I don’t much like long haul flights. The seats aren’t built for sleep, there is too much noise, the entertainment screen – good as it is on Virgin planes – is too close to my face, and you never quite know what time it is. The food, whilst palatable, sits on one’s stomach and disrupts the body clock. And if the flight doesn’t get to you, the waiting around for hours in airport queues probably will.
Is it worth all of this disruption to one’s bodily routines?
If there was another way to travel the world that overcame these drawbacks, I’d do it. Until that happens (I’m thinking Star Trek transporter system) we’ll just have to make do.
Because the pain is definitely worth it. Our trip to Hong Kong has been something else.
As I reflect back on the last few days, I realise that our initial apprehension as we first experienced the city’s frenetic lifestyle and energy, its multiculturalism and its diversity, has turned into admiration for a new-found friend. Hong Kong grows on you.
It’s a city in which you soon begin to feel at home. The people are unfailingly polite and helpful, such as when an elderly gentleman stopped to help us work the ticket machine on the MTR underground platform in the middle of rush hour, or when the lady on duty at Nan Lian Gardens welcomed us to the park, told us about the layout, and made us feel special.
Our visit to the Gardens was earlier today (or was it yesterday? I’m writing this in mid-air). Sitting a little way out of the city centre right next to the Diamond Hill MTR station, itself underneath the Hollywood Plaza shopping centre, the Gardens are superb. Relatively recent, they are laid out in 1,200 year-old Tang Dynasty style with typical Chinese flair. A line of Banyan trees, with their amazing exposed root systems, leads to quiet pathways, delightful greenery and typically Chinese buildings constructed of beautiful redwood, including a gold pagoda at the centre, striking against the backdrop of residential towers that frame it in the distance.
Above the Gardens lies the Chi Lin Nunnery, a Buddhist temple set out around a wide ornate courtyard. There is a service taking place and the sounds of passages being read out to the accompaniment of Buddhist bells mixes with the scent of incense.
And yet, only yards away, busy flyovers carry traffic through the city, whilst every view contains an image of the ever-present skyscrapers towering over the scene. It’s another example of the conjunction of old and new, East and West, that makes Hong Kong so fascinating. It’s claim to be ‘Asia’s World City’ seems fully justified to this not-so-seasoned traveller.
The Chinese are obviously pleased to have got their city back. The reunification was 18 years ago, and the agreement signed by Mrs Thatcher at that time stipulated that the new ‘SAR’ – Special Administrative Region – would remain unaltered, with its own separate legal systems and democratic processes, for at least another 50 years.

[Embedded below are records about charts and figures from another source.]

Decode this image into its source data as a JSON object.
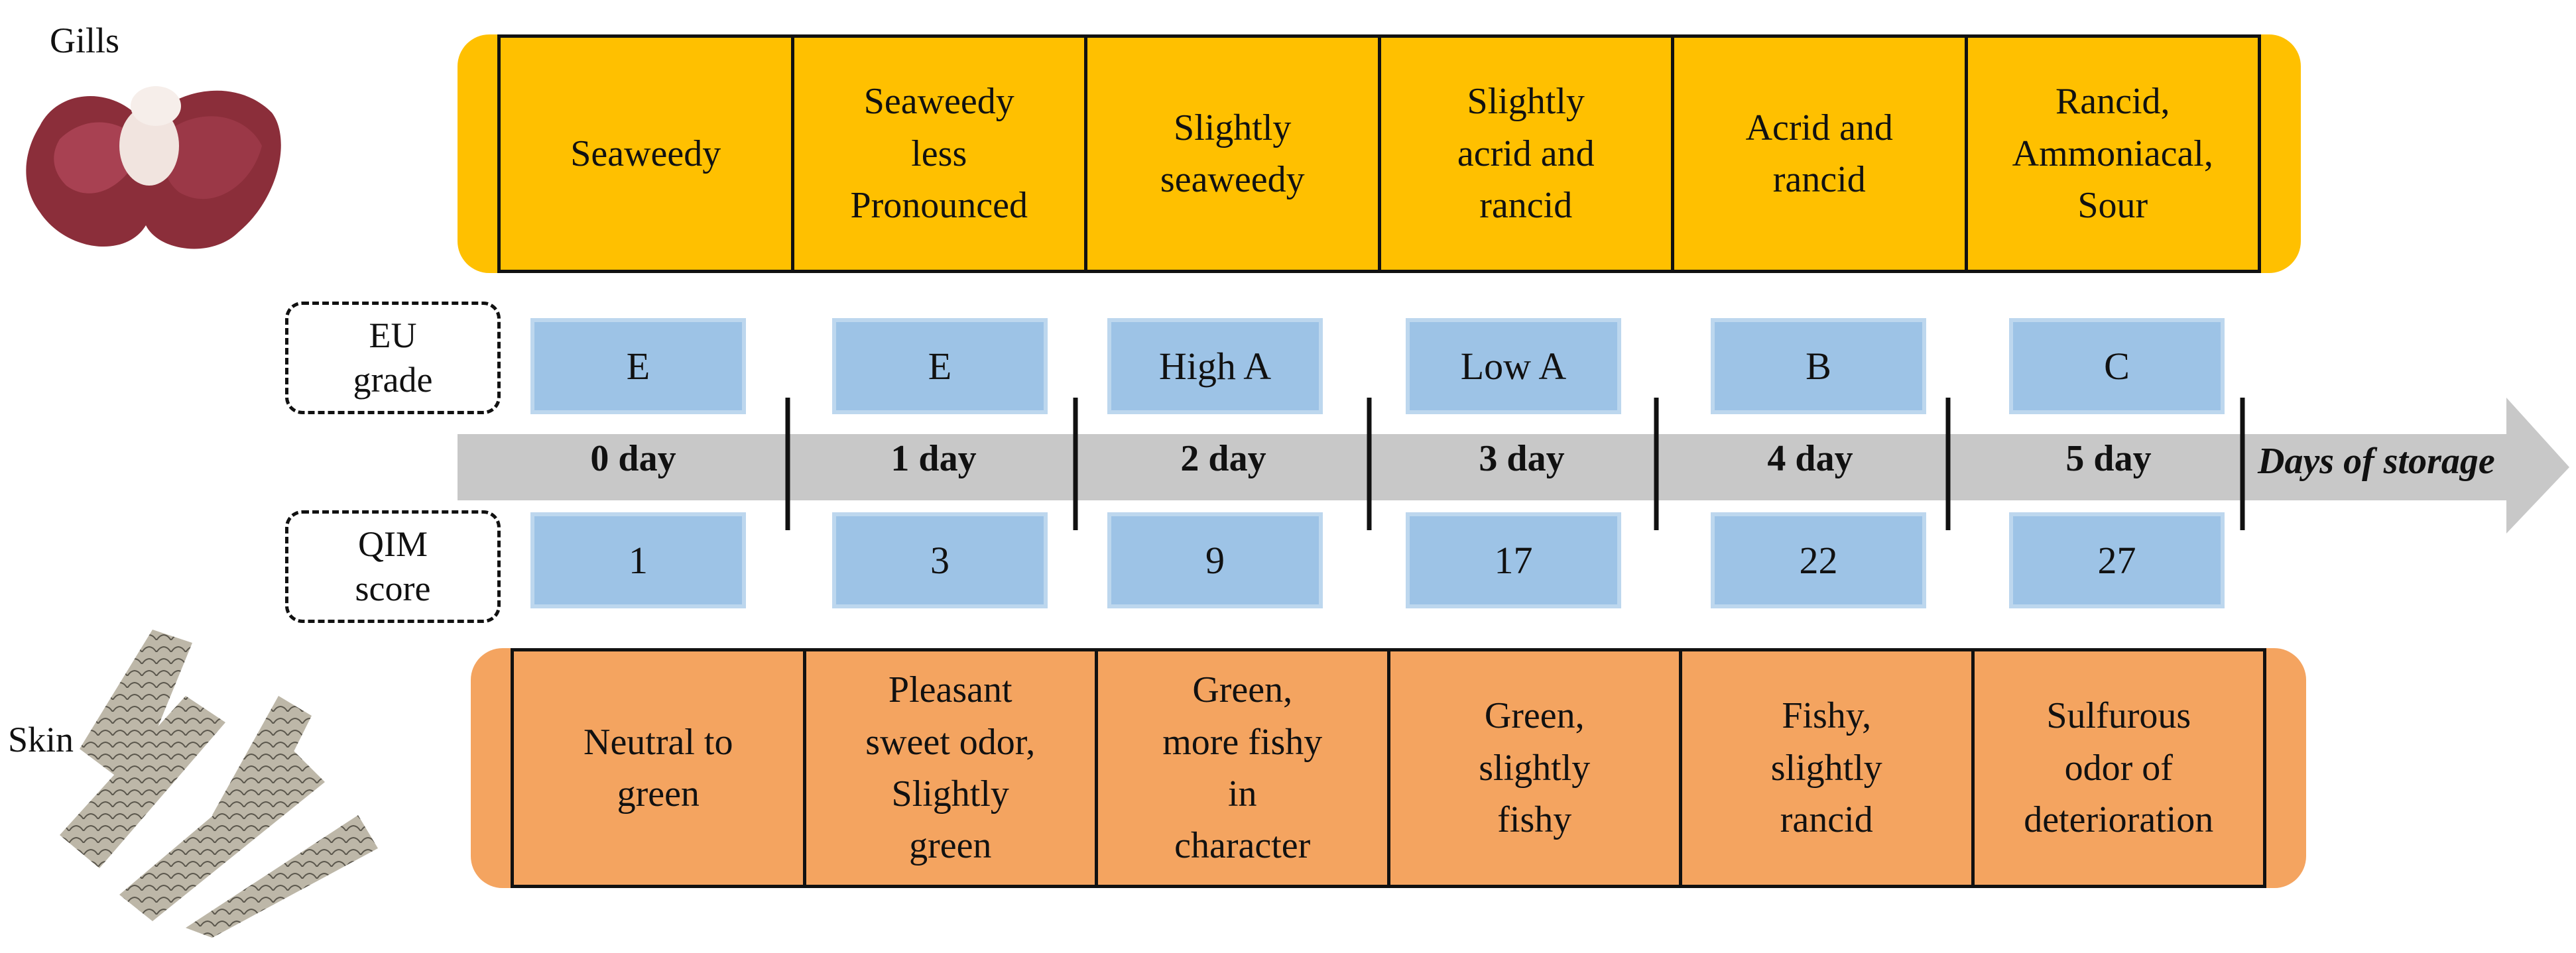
{
  "labels": {
    "gills": "Gills",
    "skin": "Skin",
    "eu_grade": [
      "EU",
      "grade"
    ],
    "qim_score": [
      "QIM",
      "score"
    ]
  },
  "gills_odor": [
    "Seaweedy",
    "Seaweedy\nless\nPronounced",
    "Slightly\nseaweedy",
    "Slightly\nacrid and\nrancid",
    "Acrid and\nrancid",
    "Rancid,\nAmmoniacal,\nSour"
  ],
  "eu_grades": [
    "E",
    "E",
    "High A",
    "Low A",
    "B",
    "C"
  ],
  "days": [
    "0 day",
    "1 day",
    "2 day",
    "3 day",
    "4 day",
    "5 day"
  ],
  "axis_title": "Days of storage",
  "qim_scores": [
    "1",
    "3",
    "9",
    "17",
    "22",
    "27"
  ],
  "skin_odor": [
    "Neutral to\ngreen",
    "Pleasant\nsweet odor,\nSlightly\ngreen",
    "Green,\nmore fishy\nin\ncharacter",
    "Green,\nslightly\nfishy",
    "Fishy,\nslightly\nrancid",
    "Sulfurous\nodor of\ndeterioration"
  ],
  "colors": {
    "gills_band": "#FFC000",
    "skin_band": "#F4A460",
    "grade_box": "#9DC3E6",
    "arrow": "#C8C8C8"
  }
}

That doesn’t seem so long now we’re a third of the way through it.
Earlier we had visited the Hong Kong History Museum on Chatham Road South. Through a series of large halls the story of the area is told, from the formation of the rocks on which the city is built (mostly volcanic granite) to the earliest tribes, the rise of agriculture and Chinese traditions, cultures and beliefs, through to the Opium Wars, the Cessation of Hong Kong, the creation of the banking systems (especially the good old Hong Kong & Shanghai Banking Corporation, whose Head Office stands proudly overlooking the Harbour, and which is responsible for printing and supervising the local currency, the HK Dollar), the Japanese occupation during WW2, and finally to the handover in 1997. It’s all handled in an open and informative way, with apparent balance. That is, until the final audiovisual presentation which sums up in a few minutes the story of the SAR. The emphasis is heavily on the return of the Region to the fold, with the Brits cast as the interlopers and no recognition of the obvious benefits they’ve brought over the course of their 150 year tenureship.
Local elections are in train during our visit, with lots of posters showing headshots of the local candidates. Yet this week an item appears on BBC News reporting that the owner and three staff of a bookshop In Causeway Bay have mysteriously disappeared simultaneously. The shop was known for publishing texts critical of the Chinese Government and its leaders, and was popular with visitors from the mainland where those same books are banned from sale.
China has itself changed significantly in recent years, but by Western standards it has a long way to go in areas of free speech and personal liberty. Let’s hope that Hong Kong can remain the truly international jewel that we have so enjoyed during this last two weeks for many years to come. It’s been a great trip.